Up until this point in the Treatise Hume’s system has explained the universal approval of adherence to certain laws on the basis of the general interests of society. To further illustrate, Hume turns to the values of chastity and modesty placed upon women at the time. He seeks to demonstrate how these duties can be explained by the general interests of society. Hume observes that the dependency of infants on their parents requires that both parents maintain an active role in the child’s life for an extended period of time. To ensure that men are properly motivated to respect the responsibility they have to their children chastity in women must be considered a virtue. The argument of the time is that women have a strong temptation to infidelity that can only be countered by the punishment of a damaged reputation. This is the only way to ensure that the father can be secure in the knowledge that the child he’s expected to care for is indeed his own. After all, it’s hard to obtain the legal proof of infidelity required to deter deviant behavior through punishment and it’s clear that any child a woman carries and births is her own. Shame is a punishment that can be inflicted on the basis of weak evidence than that needed for most formal court proceedings.
However, it seems that human behavior is governed by immediate, rather than remote, motives. Thus present temptations will overcome the knowledge of the punishment of shame in this case. Moreover, women being the calculating creatures that they are, may figure that they will be able to somehow avoid the punishment of shame.
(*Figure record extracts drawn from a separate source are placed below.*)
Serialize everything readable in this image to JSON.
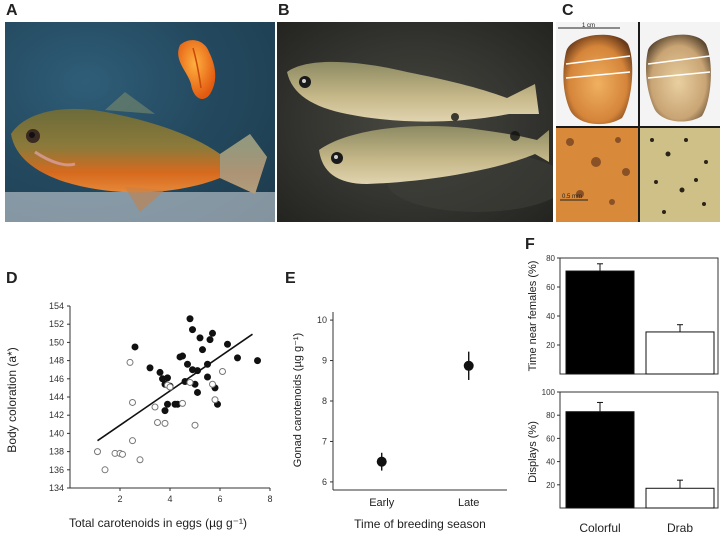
{
  "panels": {
    "A": "A",
    "B": "B",
    "C": "C",
    "D": "D",
    "E": "E",
    "F": "F"
  },
  "photo_c": {
    "scale_top": "1 cm",
    "scale_bottom": "0.5 mm"
  },
  "chart_data": [
    {
      "panel": "D",
      "type": "scatter",
      "xlabel": "Total carotenoids in eggs (µg g⁻¹)",
      "ylabel": "Body coloration (a*)",
      "xlim": [
        0,
        8
      ],
      "ylim": [
        134,
        154
      ],
      "xticks": [
        2,
        4,
        6,
        8
      ],
      "yticks": [
        134,
        136,
        138,
        140,
        142,
        144,
        146,
        148,
        150,
        152,
        154
      ],
      "series": [
        {
          "marker": "filled",
          "points": [
            [
              2.6,
              149.5
            ],
            [
              3.2,
              147.2
            ],
            [
              3.6,
              146.7
            ],
            [
              3.7,
              146.0
            ],
            [
              3.8,
              145.4
            ],
            [
              3.8,
              142.5
            ],
            [
              3.9,
              146.1
            ],
            [
              3.9,
              143.2
            ],
            [
              4.0,
              145.2
            ],
            [
              4.3,
              143.2
            ],
            [
              4.4,
              148.4
            ],
            [
              4.5,
              148.5
            ],
            [
              4.6,
              145.7
            ],
            [
              4.7,
              147.6
            ],
            [
              4.8,
              152.6
            ],
            [
              4.9,
              151.4
            ],
            [
              4.9,
              147.0
            ],
            [
              5.0,
              145.4
            ],
            [
              5.1,
              146.9
            ],
            [
              5.1,
              144.5
            ],
            [
              5.2,
              150.5
            ],
            [
              5.3,
              149.2
            ],
            [
              5.5,
              146.2
            ],
            [
              5.5,
              147.6
            ],
            [
              5.6,
              150.3
            ],
            [
              5.7,
              151.0
            ],
            [
              5.8,
              145.0
            ],
            [
              5.9,
              143.2
            ],
            [
              6.3,
              149.8
            ],
            [
              6.7,
              148.3
            ],
            [
              7.5,
              148.0
            ],
            [
              4.2,
              143.2
            ]
          ]
        },
        {
          "marker": "open",
          "points": [
            [
              1.1,
              138.0
            ],
            [
              1.4,
              136.0
            ],
            [
              1.8,
              137.8
            ],
            [
              2.0,
              137.8
            ],
            [
              2.1,
              137.7
            ],
            [
              2.4,
              147.8
            ],
            [
              2.5,
              143.4
            ],
            [
              2.5,
              139.2
            ],
            [
              2.8,
              137.1
            ],
            [
              3.4,
              142.9
            ],
            [
              3.5,
              141.2
            ],
            [
              3.8,
              141.1
            ],
            [
              3.9,
              145.3
            ],
            [
              4.0,
              145.1
            ],
            [
              4.5,
              143.3
            ],
            [
              4.8,
              145.6
            ],
            [
              5.0,
              140.9
            ],
            [
              5.7,
              145.4
            ],
            [
              5.8,
              143.7
            ],
            [
              6.1,
              146.8
            ]
          ]
        }
      ],
      "trendline": [
        [
          1.1,
          139.2
        ],
        [
          7.3,
          150.9
        ]
      ]
    },
    {
      "panel": "E",
      "type": "scatter",
      "xlabel": "Time of breeding season",
      "ylabel": "Gonad carotenoids (µg g⁻¹)",
      "categories": [
        "Early",
        "Late"
      ],
      "values": [
        6.5,
        8.87
      ],
      "errors": [
        0.22,
        0.35
      ],
      "ylim": [
        5.8,
        10.2
      ],
      "yticks": [
        6,
        7,
        8,
        9,
        10
      ]
    },
    {
      "panel": "F",
      "type": "bar",
      "categories": [
        "Colorful",
        "Drab"
      ],
      "subplots": [
        {
          "ylabel": "Time near females (%)",
          "values": [
            71,
            29
          ],
          "errors": [
            5,
            5
          ],
          "ylim": [
            0,
            80
          ],
          "yticks": [
            0,
            20,
            40,
            60,
            80
          ],
          "colors": [
            "#000000",
            "#ffffff"
          ]
        },
        {
          "ylabel": "Displays (%)",
          "values": [
            83,
            17
          ],
          "errors": [
            8,
            7
          ],
          "ylim": [
            0,
            100
          ],
          "yticks": [
            0,
            20,
            40,
            60,
            80,
            100
          ],
          "colors": [
            "#000000",
            "#ffffff"
          ]
        }
      ]
    }
  ]
}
So then if the allure of the immediate temptation is to be tamed there needs to be something more to the punishment of shame that will deter women from infidelity. A suitable addition can be found in highly praising chastity. While chastity and modesty in men is also lauded as a virtue it is not nearly so lauded as these traits are in women. This is because there seems to be no need. There is, after all, no similar concern for women that they may be raising a child that is not their own. They are the ones birthing the babies. The obligation, then, that men have to adhering to rules of chastity mirror the obligation of nations under individual law as opposed to that of individuals under morality.
In his essay The Subjection of Women Stuart Mill argues that the existing social conventions that work to subjugate women are unjust and hinder human development in that they promote misery and prevent good. While women were gaining more rights during this time, like the right to marriage, they were still lacking in rights in comparison to men. According to Mill Victorian custom insisted that the role of women was to please and serve others and to place her own desires on hold. Women were thus taught to seek a suitable husband and submit to his power. The cult of domesticity, a conception of female gender roles that asserted that women were to remain in the home, attending to the household affairs and raising the children they bore for their husbands. Mill instead argued that these customs hindered women from reaching their full potential and that women should instead be granted more rights and freedoms. He argued that the conventional reliance of a wife on a husband to navigate the world outside of the home created a type of slavery between the sexes. He notes, however, that unlike the master-slave relationship of the transatlantic slave trade, the husband desires both her labor and her good sentiments. The husband thus orchestrates ways to ensure that he has absolute control over his submissive and domestic subject. To the casual observer this dynamic may seem natural and properly aligned with the muted nature of women. However, women have rarely, if ever, been allowed to advocate for themselves and speak on their own natures in any significant way. Thus, we cannot be sure that what appears natural is actually such. Further Mill challenges the idea that women are somehow inherently inferior to men and argues that the current system of subjugation ought to be replaced with a system of equality that permits no place of power of one sex over the other. While Mill is aware that his position challenges the long upheld beliefs and practices of the time he points out that these beliefs are founded on the conversion of a physical perception of difference into a legal reality. He holds, then, that the subjugation of women on the grounds of them being the so-called weaker sex is unfounded.
Mill asserts that the true natures of women will remain unknowable until women are able to speak openly and freely of themselves on their own behalves.